The Tiger Moth remained in service with the RAF until it was succeeded and replaced by the de Havilland Chipmunk during the early 1950s. Many of the military surplus aircraft subsequently entered into civil operation. Many nations have used the Tiger Moth in both military and civil applications, and it remains in widespread use as a recreational aircraft in several countries. It is still occasionally used as a primary training aircraft, particularly for those pilots wanting to gain experience before moving on to other tailwheel aircraft.
Many Tiger Moths are now employed by various companies offering trial lesson experiences.
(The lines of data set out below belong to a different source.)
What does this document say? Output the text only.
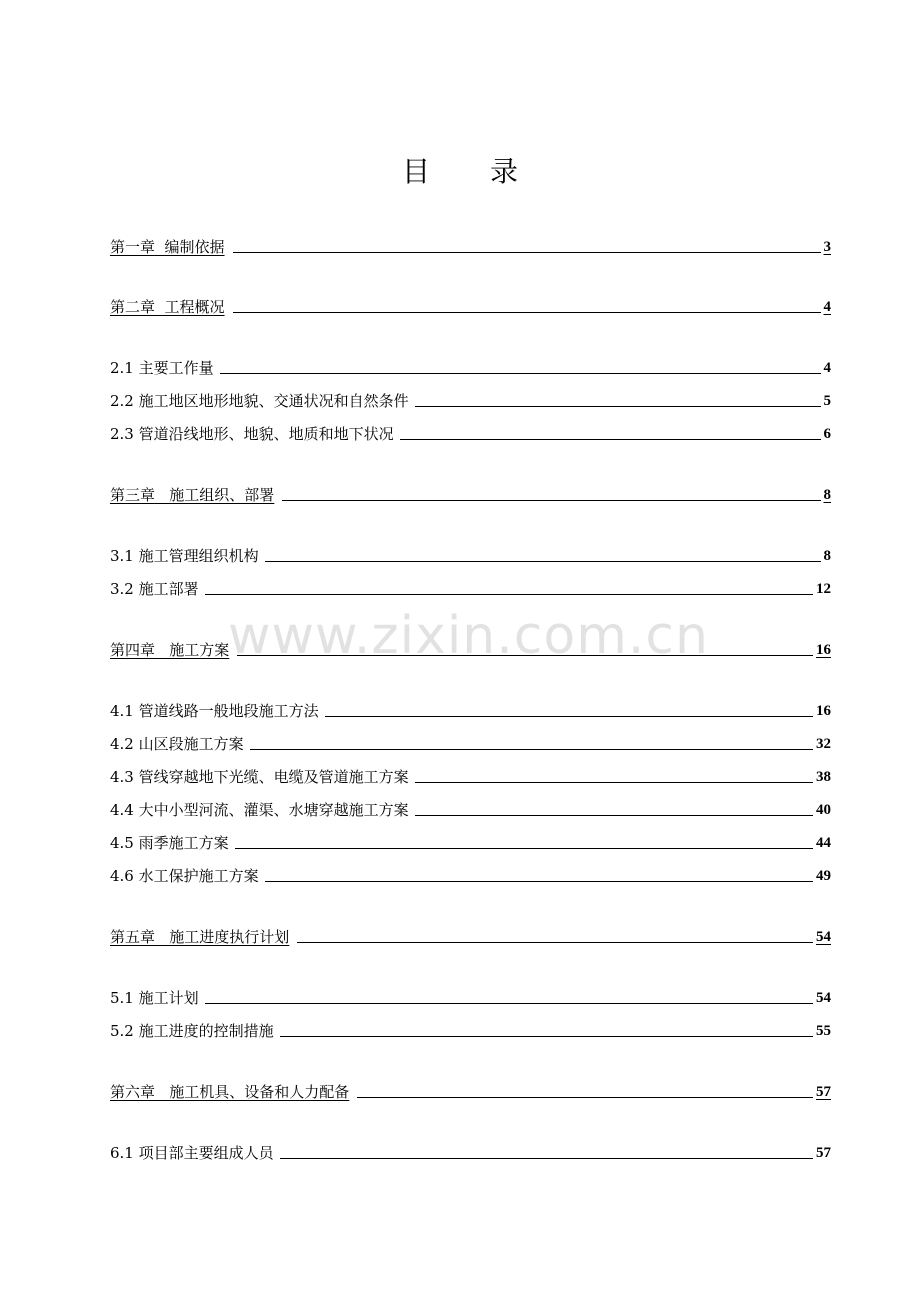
目 录
第一章  编制依据	3
第二章  工程概况	4
2.1 主要工作量	4
2.2 施工地区地形地貌、交通状况和自然条件	5
2.3 管道沿线地形、地貌、地质和地下状况	6
第三章   施工组织、部署	8
3.1 施工管理组织机构	8
3.2 施工部署	12
第四章   施工方案	16
4.1 管道线路一般地段施工方法	16
4.2 山区段施工方案	32
4.3 管线穿越地下光缆、电缆及管道施工方案	38
4.4 大中小型河流、灌渠、水塘穿越施工方案	40
4.5 雨季施工方案	44
4.6 水工保护施工方案	49
第五章   施工进度执行计划	54
5.1 施工计划	54
5.2 施工进度的控制措施	55
第六章   施工机具、设备和人力配备	57
6.1 项目部主要组成人员	57
www.zixin.com.cn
The de Havilland Moth club, founded in 1975, is now an owners' association offering a mutual club and technical support.
Among the reasons for which de Havilland came to pursue development of the Tiger Moth was the personal dissatisfaction of Geoffrey de Havilland, the company's owner and founder, who sought to produce a light aircraft superior to two of his previous designs, the de Havilland Humming Bird and de Havilland DH.51.
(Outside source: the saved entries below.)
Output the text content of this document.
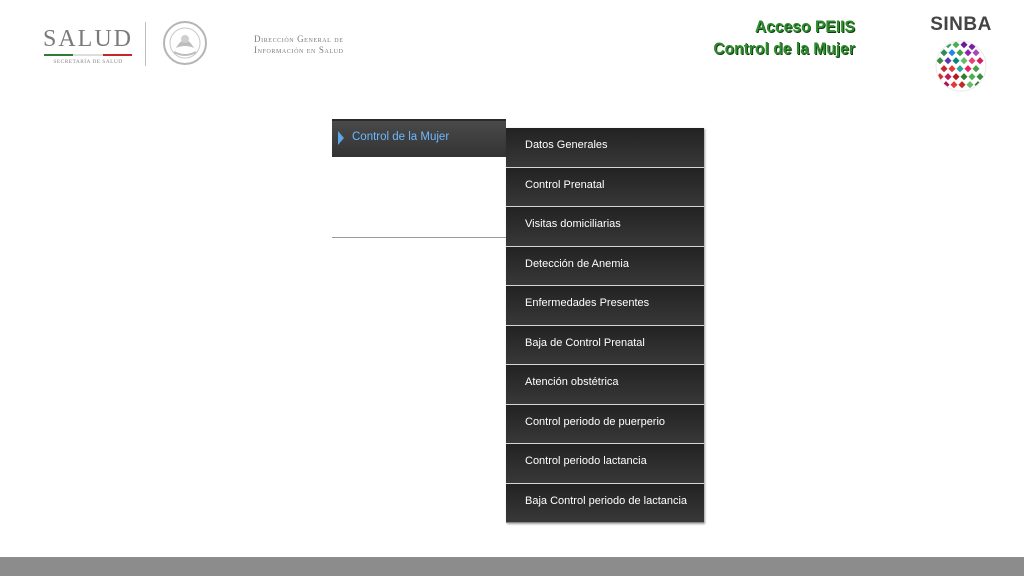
SALUD
SECRETARÍA DE SALUD
Dirección General de
Información en Salud
Acceso PEIIS
Control de la Mujer
SINBA
Control de la Mujer
Datos Generales
Control Prenatal
Visitas domiciliarias
Detección de Anemia
Enfermedades Presentes
Baja de Control Prenatal
Atención obstétrica
Control periodo de puerperio
Control periodo lactancia
Baja Control periodo de lactancia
From earlier experience, de Havilland knew the difficulty and importance of correctly sizing such an aircraft to appeal to various sectors of the civil market, such as touring, trainer, flying club and private aviation customers; the firm had previously attained a measure of popularity with a scaled-down version of the DH.51, designated the DH.60 de Havilland Gipsy Moth.
The starting point for the Tiger Moth was, in fact, the successful Gypsy Tiger. Successively more capable engines had been developed, and the company had produced a prototype to test the new de Havilland Gipsy III engine.
This prototype, a low-wing monoplane, was initially a modification of the standard Gypsy Tiger; it later became the first aircraft to be referred to as the Tiger Moth.
Improvements made on the Tiger Moth monoplane were first incorporated into a military trainer variant of the de Havilland DH.60 Moth, designated the DH.60T Moth – in later parlance the T came to stand for 'Tiger' in addition to 'Trainer'.
According to aviation author A.J. Jackson, development of the standard Tiger Moth version from the monoplane prototype had proceeded relatively straightforward after this point.